Wimberly Michael C, Baer Adam D, Yabsley Michael J
Geographic Information Science Center of Excellence, South Dakota State University, Brookings, SD, USA.
Int J Health Geogr. 2008 Apr 15;7:15. doi: 10.1186/1476-072X-7-15.
Disease maps are used increasingly in the health sciences, with applications ranging from the diagnosis of individual cases to regional and global assessments of public health. However, data on the distributions of emerging infectious diseases are often available from only a limited number of samples. We compared several spatial modelling approaches for predicting the geographic distributions of two tick-borne pathogens: Ehrlichia chaffeensis, the causative agent of human monocytotropic ehrlichiosis, and Anaplasma phagocytophilum, the causative agent of human granulocytotropic anaplasmosis. These approaches extended environmental modelling based on logistic regression by incorporating both spatial autocorrelation (the tendency for pathogen distributions to be clustered in space) and spatial heterogeneity (the potential for environmental relationships to vary spatially).

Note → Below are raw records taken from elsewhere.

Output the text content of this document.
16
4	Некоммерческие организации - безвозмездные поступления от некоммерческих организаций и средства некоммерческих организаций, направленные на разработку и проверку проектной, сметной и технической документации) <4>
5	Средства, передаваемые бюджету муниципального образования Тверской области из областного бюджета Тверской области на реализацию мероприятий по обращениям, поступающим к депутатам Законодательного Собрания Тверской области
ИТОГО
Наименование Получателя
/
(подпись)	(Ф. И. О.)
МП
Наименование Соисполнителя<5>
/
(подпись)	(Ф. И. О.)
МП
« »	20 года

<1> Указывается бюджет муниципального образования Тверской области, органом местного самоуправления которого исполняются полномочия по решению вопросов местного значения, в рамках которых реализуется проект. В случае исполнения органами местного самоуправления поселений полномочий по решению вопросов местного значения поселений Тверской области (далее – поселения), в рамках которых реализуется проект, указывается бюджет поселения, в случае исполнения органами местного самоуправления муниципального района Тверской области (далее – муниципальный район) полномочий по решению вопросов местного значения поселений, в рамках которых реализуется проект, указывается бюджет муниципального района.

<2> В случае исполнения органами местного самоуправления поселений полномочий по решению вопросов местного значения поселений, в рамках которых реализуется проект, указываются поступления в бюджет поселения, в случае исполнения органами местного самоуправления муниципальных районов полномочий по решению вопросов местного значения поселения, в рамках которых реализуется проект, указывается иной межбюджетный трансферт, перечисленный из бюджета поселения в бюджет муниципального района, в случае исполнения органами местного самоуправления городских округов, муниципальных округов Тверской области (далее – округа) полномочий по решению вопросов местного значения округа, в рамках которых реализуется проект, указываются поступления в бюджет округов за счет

Incorporating either spatial autocorrelation or spatial heterogeneity resulted in substantial improvements over the standard logistic regression model. For E. chaffeensis, which was common within the boundaries of its geographic range and had a highly clustered distribution, the model based only on spatial autocorrelation was most accurate. For A. phagocytophilum, which has a more complex zoonotic cycle and a comparatively weak spatial pattern, the model that incorporated both spatial autocorrelation and spatially heterogeneous relationships with environmental variables was most accurate.
Spatial autocorrelation can improve the accuracy of predictive disease risk models by incorporating spatial patterns as a proxy for unmeasured environmental variables and spatial processes. Spatial heterogeneity can also improve prediction accuracy by accounting for unique ecological conditions in different regions that affect the relative importance of environmental drivers on disease risk.
疾病地图在健康科学中的应用越来越广泛,其应用范围涵盖从个体病例诊断到区域和全球公共卫生评估。然而,关于新发传染病分布的数据往往仅来自有限数量的样本。我们比较了几种空间建模方法,以预测两种蜱传病原体的地理分布:查菲埃立克体(人类单核细胞埃立克体病的病原体)和嗜吞噬细胞无形体(人类粒细胞无形体病的病原体)。这些方法通过纳入空间自相关(病原体分布在空间上聚集的趋势)和空间异质性(环境关系在空间上变化的可能性),扩展了基于逻辑回归的环境建模。
纳入空间自相关或空间异质性均比标准逻辑回归模型有显著改进。对于在其地理范围内常见且分布高度聚集的查菲埃立克体,仅基于空间自相关的模型最为准确。对于具有更复杂人畜共患病循环且空间模式相对较弱的嗜吞噬细胞无形体,纳入空间自相关以及与环境变量的空间异质关系的模型最为准确。
空间自相关通过纳入空间模式作为未测量环境变量和空间过程的替代物,可以提高预测疾病风险模型的准确性。空间异质性也可以通过考虑不同区域影响环境驱动因素对疾病风险相对重要性的独特生态条件来提高预测准确性。